Lo que es urgente e imprescindible es la constitución de una comunidad humana en lucha frente a sus opresores, con conciencia de si misma y del común enemigo, cuyos miembros seamos plenamente conscientes de nuestra pertenencia a ella, y cuyo ideario, cuyos signos identitarios sean valores propios y comunes enfrentados a los del enemigo: Solidaridad, Apoyo Mutuo, Horizontalidad, Asamblearismo, Comunitarismo, Interdependencia, Autogestión, Antiparlamentarismo, Equidad, Libertad…pues esta comunidad en lucha real, con aspiraciones reales, con el sueño de un futuro común y mejor nunca podrá generarse a partir de, haciendo bandera de reivindicaciones económicas, desde dentro del mundo de las matemáticas y el dinero, del pordioseo al Estado. Ha de transcenderlo necesariamente.

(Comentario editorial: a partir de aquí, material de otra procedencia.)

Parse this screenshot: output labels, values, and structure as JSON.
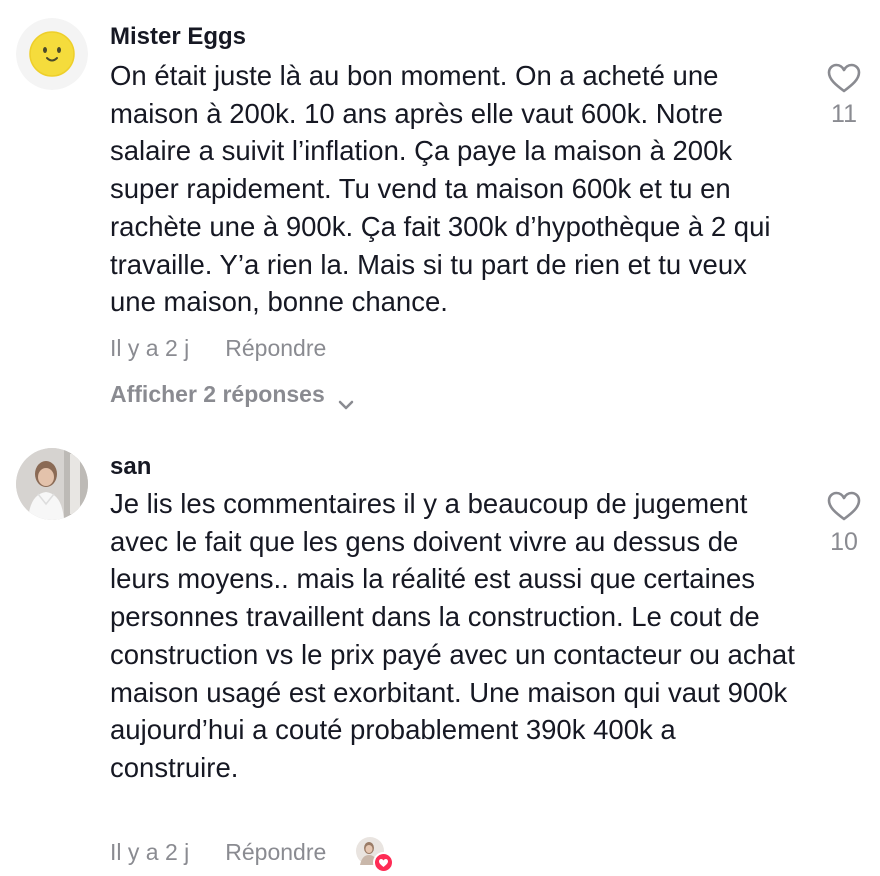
{
  "comments": [
    {
      "username": "Mister Eggs",
      "avatar_icon": "egg-face-icon",
      "text": "On était juste là au bon moment. On a acheté une maison à 200k. 10 ans après elle vaut 600k. Notre salaire a suivit l’inflation. Ça paye la maison à 200k super rapidement. Tu vend ta maison 600k et tu en rachète une à 900k. Ça fait 300k d’hypothèque à 2 qui travaille. Y’a rien la. Mais si tu part de rien et tu veux une maison, bonne chance.",
      "time": "Il y a 2 j",
      "reply_label": "Répondre",
      "like_count": "11",
      "show_replies_label": "Afficher 2 réponses"
    },
    {
      "username": "san",
      "avatar_icon": "user-photo",
      "text": "Je lis les commentaires il y a beaucoup de jugement avec le fait que les gens doivent vivre au dessus de leurs moyens.. mais la réalité est aussi que certaines personnes travaillent dans la construction. Le cout de construction vs le prix payé avec un contacteur ou achat maison usagé est exorbitant. Une maison qui vaut 900k aujourd’hui a couté probablement 390k 400k a construire.",
      "time": "Il y a 2 j",
      "reply_label": "Répondre",
      "like_count": "10",
      "creator_liked": true
    }
  ],
  "colors": {
    "text_primary": "#161823",
    "text_secondary": "#8a8b91",
    "accent_like": "#fe2c55"
  },
  "icons": {
    "like": "heart-outline-icon",
    "expand": "chevron-down-icon",
    "creator_like_badge": "heart-badge-icon"
  }
}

Imprescindible es, de igual manera, la denuncia de las ridículas e insultantes piruetas y el dañino papel desempeñado por los grandes sindicatos amarillos, vendidos literalmente al poder por unos miles de sueldos, favores y prebendas. Más culpables de la actual situación de integral desprotección de la clase trabajadora que la patronal, más enemigos del obrero que su jefe. Su última colosal payasada en el cotidiano espectáculo circense que protagonizan estos mamporreros apagafuegos, es la exigencia de la celebración de un referéndum en el que la ciudadanía apruebe o repruebe las medidas de recorte de gastos del Gobierno no anunciadas en la última campaña electoral. Debe de ser su contribución a la “profundización democrática”. Salta a la vista el impresionante clamor popular en aras de tan deseado e imprescindible plebiscito tras el cual  la vida tendría otro color. Lanzar balones fuera se llama a esto. La denuncia de y el enfrentamiento con estas tóxicas organizaciones paraestatales de sindicalistos, cuyo descrédito llevan lustros ganándose ellos solitos a pulso, no ha de tener tregua.

Somos y seremos maltratadas por los de arriba, inexorablemente, hasta el día en que no tengamos a nadie por encima. Este debería ser nuestro sueño, nuestro ideario, el ser libres, capaces de organizar la vida social entre todas, y aquí y ahora. Enfrentarnos a los parásitos opresores, y en simbiosis con nuestras semejantes, con las que también quieran ser libres, entre nosotras, ayudar y que nos ayuden, defender y que nos defiendan.

El Estado del Bienestar, el bienestar del Estado  es el bienestar del ganado, y el ganado es conducido, apacentado y estabulado según conviene al ganadero, primando la rentabilidad de la explotación. Nuestra más elevada aspiración, es dejar de ser ganado humano, es decir, ser mujeres y hombres libres, dueños y actores de nuestro presente y nuestro futuro común.